#SérieBenalla : épisode 5, les passeports diplomatiques

#SérieBenalla : épisode 5, les passeports diplomatiques

Les passeports diplomatiques, normalement réservés aux fonctionnaires liés à la diplomatie française. Image d’illustration – © Benoit Leroy

Depuis les révélations du journal Le Monde, le 18 juillet 2018, on ne compte plus les rebondissements dans l’affaire Benalla. Dernière révélation en date, celle de Mediapart, le 11 février sur des connexions avec l’oligarchie russe.

Dernier épisode – jusqu’au prochain rebondissement – sur l’affaire Benalla. Le troisième et dernier volets des affaires dites « Benalla » : les passeports diplomatiques. 

Sur les passeports diplomatiques, c’est le journal Le Monde qui a lancé le chapitre. Le journal publie le 24 décembre 2018 un article sur des mystérieux voyages d’Alexandre Benalla au Tchad.

Lire aussi : Que faisait Alexandre Benalla au Tchad ?

Rapidement, l’ancien collaborateur de l’Elysée affirme travailler dans la diplomatie privée et pour des industriels divers dont il ne veut pas dévoiler l’identité. Le problème n’est pas tant sur le voyage en lui-même mais sur les modalités du voyage. En effet, à cette occasion l’homme aurait utilisé des passeports diplomatiques. Passeports qu’il possédaient depuis mai 2017. 

Les passeports diplomatiques : des facilitateurs de voyage 

En quelques mots, un passeport diplomatique existe pour faciliter les voyages internationaux des collaborateurs des hauts représentants nationaux. Il est délivré pour la durée des mandats aux ambassadeurs, président de la République, Premier Ministre, président des Assemblées…

Alors qu’il n’était en charge que du côté logistique des déplacements nationaux du président, la classe médiatique s’interroge alors sur l’intérêt de donner à Alexandre Benalla plusieurs passeports différents.

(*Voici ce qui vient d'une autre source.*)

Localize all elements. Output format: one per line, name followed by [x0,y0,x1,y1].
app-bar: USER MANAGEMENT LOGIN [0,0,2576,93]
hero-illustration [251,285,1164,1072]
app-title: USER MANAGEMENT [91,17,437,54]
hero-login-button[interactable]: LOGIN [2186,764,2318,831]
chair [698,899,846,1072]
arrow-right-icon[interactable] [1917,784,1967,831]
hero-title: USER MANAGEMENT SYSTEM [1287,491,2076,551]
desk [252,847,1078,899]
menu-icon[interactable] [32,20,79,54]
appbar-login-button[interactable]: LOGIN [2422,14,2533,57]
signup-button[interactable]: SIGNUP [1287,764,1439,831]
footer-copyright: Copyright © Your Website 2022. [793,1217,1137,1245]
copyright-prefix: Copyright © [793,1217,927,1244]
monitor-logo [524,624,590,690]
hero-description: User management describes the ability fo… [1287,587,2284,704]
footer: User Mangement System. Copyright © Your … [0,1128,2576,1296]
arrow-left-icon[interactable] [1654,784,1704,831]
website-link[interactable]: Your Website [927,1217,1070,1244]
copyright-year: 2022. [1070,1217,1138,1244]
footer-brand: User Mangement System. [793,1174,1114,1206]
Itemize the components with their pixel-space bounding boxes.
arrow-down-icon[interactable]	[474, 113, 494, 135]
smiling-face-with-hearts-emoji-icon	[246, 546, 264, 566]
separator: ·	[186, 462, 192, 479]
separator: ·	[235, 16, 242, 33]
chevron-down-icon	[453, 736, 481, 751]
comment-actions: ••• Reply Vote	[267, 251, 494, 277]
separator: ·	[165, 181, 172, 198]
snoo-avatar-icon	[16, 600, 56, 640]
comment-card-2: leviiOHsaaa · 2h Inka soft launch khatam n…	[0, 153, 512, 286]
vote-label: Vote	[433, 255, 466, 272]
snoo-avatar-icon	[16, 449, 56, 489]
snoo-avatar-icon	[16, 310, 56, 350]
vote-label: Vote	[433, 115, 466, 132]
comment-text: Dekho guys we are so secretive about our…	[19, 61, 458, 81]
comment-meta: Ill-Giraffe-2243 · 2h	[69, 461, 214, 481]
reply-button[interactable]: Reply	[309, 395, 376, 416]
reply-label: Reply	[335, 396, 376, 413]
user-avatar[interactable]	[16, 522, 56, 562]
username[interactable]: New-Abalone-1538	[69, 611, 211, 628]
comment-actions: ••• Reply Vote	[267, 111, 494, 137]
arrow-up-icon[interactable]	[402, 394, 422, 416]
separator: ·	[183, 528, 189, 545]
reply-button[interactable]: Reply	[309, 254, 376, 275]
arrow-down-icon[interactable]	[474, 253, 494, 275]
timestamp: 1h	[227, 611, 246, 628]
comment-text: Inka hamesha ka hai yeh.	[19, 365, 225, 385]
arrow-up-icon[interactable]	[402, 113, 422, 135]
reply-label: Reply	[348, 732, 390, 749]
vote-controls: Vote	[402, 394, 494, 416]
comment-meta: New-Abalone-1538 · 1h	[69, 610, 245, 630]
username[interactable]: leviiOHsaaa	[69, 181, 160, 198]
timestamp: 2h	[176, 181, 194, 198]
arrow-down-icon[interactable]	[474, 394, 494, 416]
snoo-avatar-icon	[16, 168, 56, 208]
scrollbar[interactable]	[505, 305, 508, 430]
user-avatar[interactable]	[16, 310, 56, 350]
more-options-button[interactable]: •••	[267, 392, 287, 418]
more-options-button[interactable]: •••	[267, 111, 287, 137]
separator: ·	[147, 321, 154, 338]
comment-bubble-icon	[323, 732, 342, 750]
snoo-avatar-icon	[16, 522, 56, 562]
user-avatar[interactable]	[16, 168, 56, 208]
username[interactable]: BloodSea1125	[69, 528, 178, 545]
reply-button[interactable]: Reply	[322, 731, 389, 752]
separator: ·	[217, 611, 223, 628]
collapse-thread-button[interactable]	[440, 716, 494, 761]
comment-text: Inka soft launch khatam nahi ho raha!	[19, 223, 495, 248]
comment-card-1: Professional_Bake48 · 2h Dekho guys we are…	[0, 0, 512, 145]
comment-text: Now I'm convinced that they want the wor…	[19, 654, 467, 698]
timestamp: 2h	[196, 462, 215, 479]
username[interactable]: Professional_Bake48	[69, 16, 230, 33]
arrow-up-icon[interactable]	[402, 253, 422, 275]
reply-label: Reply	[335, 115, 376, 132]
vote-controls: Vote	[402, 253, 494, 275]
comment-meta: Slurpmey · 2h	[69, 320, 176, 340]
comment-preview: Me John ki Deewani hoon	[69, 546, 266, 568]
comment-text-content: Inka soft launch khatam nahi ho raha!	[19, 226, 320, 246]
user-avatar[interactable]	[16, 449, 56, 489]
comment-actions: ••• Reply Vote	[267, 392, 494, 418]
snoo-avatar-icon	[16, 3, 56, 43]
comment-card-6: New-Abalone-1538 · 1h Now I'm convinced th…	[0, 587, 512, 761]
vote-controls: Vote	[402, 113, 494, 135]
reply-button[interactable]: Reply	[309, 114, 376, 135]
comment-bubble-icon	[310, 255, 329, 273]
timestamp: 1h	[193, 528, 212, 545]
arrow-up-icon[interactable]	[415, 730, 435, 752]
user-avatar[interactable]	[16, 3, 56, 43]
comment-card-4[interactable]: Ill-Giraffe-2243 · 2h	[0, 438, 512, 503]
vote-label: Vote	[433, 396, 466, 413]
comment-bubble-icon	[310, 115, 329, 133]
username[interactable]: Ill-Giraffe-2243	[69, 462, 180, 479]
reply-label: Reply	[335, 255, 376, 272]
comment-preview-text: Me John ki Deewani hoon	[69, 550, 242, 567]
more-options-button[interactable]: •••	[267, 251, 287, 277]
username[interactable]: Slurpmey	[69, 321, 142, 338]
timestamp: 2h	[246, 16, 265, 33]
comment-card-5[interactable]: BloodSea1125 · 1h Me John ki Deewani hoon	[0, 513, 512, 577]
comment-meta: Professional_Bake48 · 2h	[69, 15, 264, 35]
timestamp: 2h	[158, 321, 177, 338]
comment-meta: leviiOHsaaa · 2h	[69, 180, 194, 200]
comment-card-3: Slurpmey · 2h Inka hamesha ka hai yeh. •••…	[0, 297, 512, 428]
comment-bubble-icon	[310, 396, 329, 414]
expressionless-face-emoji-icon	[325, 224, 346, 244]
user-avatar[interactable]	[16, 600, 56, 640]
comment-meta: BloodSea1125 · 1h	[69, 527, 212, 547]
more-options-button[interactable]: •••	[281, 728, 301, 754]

En effet, au final on apprend que le collaborateur de l’Elysée dispose de 2 passeports diplomatiques et de 2 passeports de services. 

Ces derniers sont délivrés aux personnes qui n’ont – normalement – pas droit aux passeports diplomatiques. 

Conditions d’obtentions obscures

Fin mai 2018, Benalla fait une déclaration écrite signifiant son engament à remettre les passeports diplomatiques dès lors qu’il n’aura plus la légitimité de les conserver. Au final, cela ne sera pas l cas. Qui plus est, le 28 juin, Alexandre Benalla demande un nouveau passeport de service au ministère des Affaires étrangères. Selon Patrick Strzoda, directeur de cabinet d’Emmanuel Macron, il s’agirait d’un faux. Nouvelle infraction potentielle, punie jusqu’à 15 ans de prison et 225 000 euros d’amendes. 

Alexandre Benalla engagé à l’écrit à la restitution des passeports. – © BFMTV

Après son licenciement courant juillet 2018, le collaborateur remercié ne répond pas aux demandes du Quai d’Orsay. Le ministère réclame la restitution des titres diplomatiques. N’ayant plus de fonction officielle nécessitant un tel usage, une autre infraction pourrait être étabiie par la justice. 

Alexandre Benalla affirme enfin lors des auditions en septembre 2018, qu’il a laissé les passeports en question dans son bureau de l’Elysée. Chose que dénoncera le directeur de cabinet d’Emmanuel Macron lors de son audition. 

Fin décembre 2018, Mediapart et Le Monde affirment qu’Alexandre Benalla utilise encore les passeports en question. En octobre, il les avait utilisé en Afrique et en Israël. Le 18 janvier 2019, Alexandre Benalla est mis en examen pour usage sans raison des passeports.